Der ausgebildete Philosoph konnte zu Beginn seiner Uni-Jahre nicht ahnen, wohin ihn seine Studien führen würden. „Die Philosophie lehrte mich, dass alles hinterfragt werden kann“, erklärt er. Als Schüler und Student musste er wie alle unter dem Regime Suharto groß gewordenen IndonesierInnen die offiziellen Propagandafilme ansehen. An der Universität aber hörte er Anderes. Er erfuhr von der Gewalt, die den Sturz des linksgerichteten Staatspräsidenten Sukarno und die Machtübernahme von General Suharto in den Jahren 1965/66 begleitet hatte, und er erhielt Informationen über die damalige Verfolgung von echten oder angeblichen Kommunisten. Was ist wahr? Warum klammert die offizielle Geschichtsversion so vieles aus? Die Fragen veranlassten ihn schließlich, im Rahmen der in der Hauptstadt Jakarta ansässigen Nichtregierungsorganisation „Solidaritas Nusa-Bangsa“ in Blitar im Südosten der Insel Java die Suche nach Massengräbern aufzunehmen.

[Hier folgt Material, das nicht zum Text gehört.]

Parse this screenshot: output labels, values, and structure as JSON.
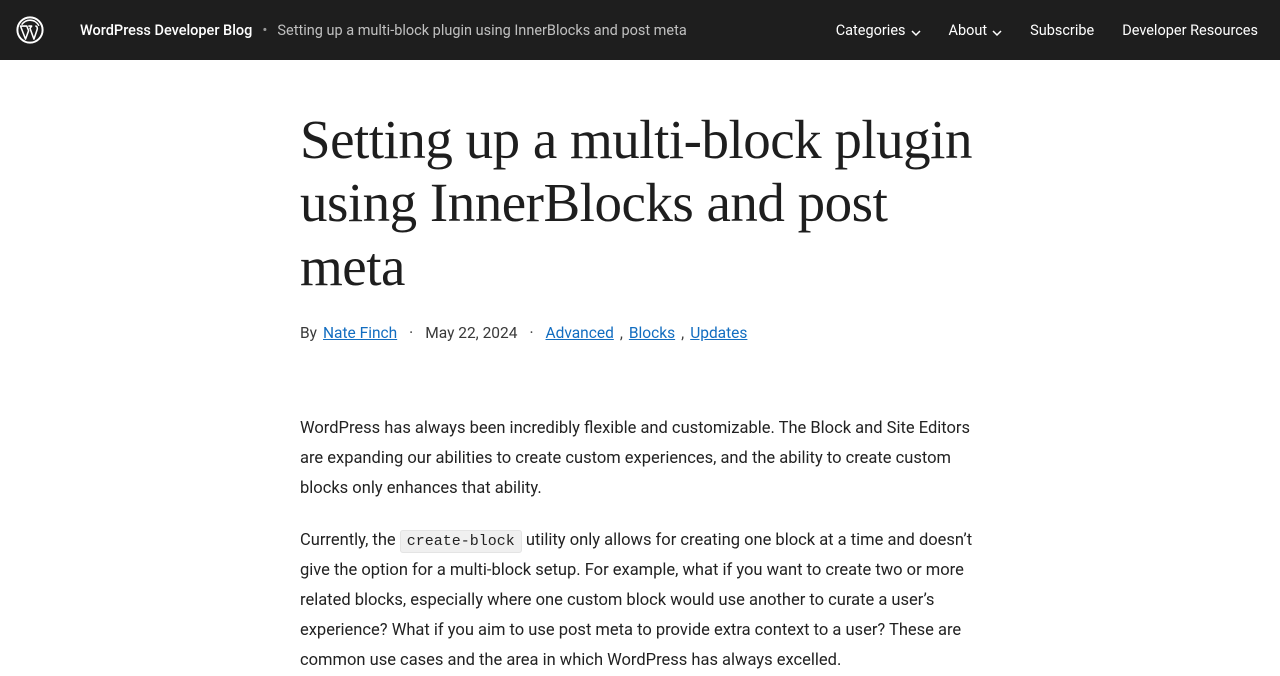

Eine Familie erzählte ihm bei einer Tagung im Jahr 2001 von der Höhle in Südblitar. Doch es dauerte lange, bis er und sein Team das Vertrauen der DorfbewohnerInnen gewinnen konnten. Fast vier Jahrzehnte waren seit den Hinrichtungen vergangen, „In all den Jahren sagten und taten die Menschen dort nichts. Denn sie waren der Ansicht, dass die Kommunistische Partei Indonesiens (PKI) im Unrecht war. Ich versuchte ihnen also zu erklären, dass es nicht um die PKI ging, sondern um die Opfer, die Menschen waren, keine Tiere.“ Allmählich begannen die DorfbewohnerInnen mit Wicaksono zusammenzuarbeiten, auch wenn ihre Angaben nicht alle korrekt waren. Eine genaue Studie ergab, dass die vertikale Höhle nur 45 Meter tief ist; die Gebeine von mindestens 41 Personen aber befinden sich tatsächlich dort. Die Höhle in Blitar ist nur eines von elf Massengräbern, das Wicaksono und seine Mitarbeiter bislang entdeckt haben. Wie viele es in ganz Indonesien gibt, kann niemand sagen. Auch sieben Jahre nach dem Sturz Suhartos im Mai 1998 haben seine zivilen wie militärischen Anhänger Schlüsselpositionen im Staat inne und versuchen, eine kritische Aufarbeitung jener Vergangenheit zu verhindern, über die im Westen bereits eine Reihe von Studien vorliegt.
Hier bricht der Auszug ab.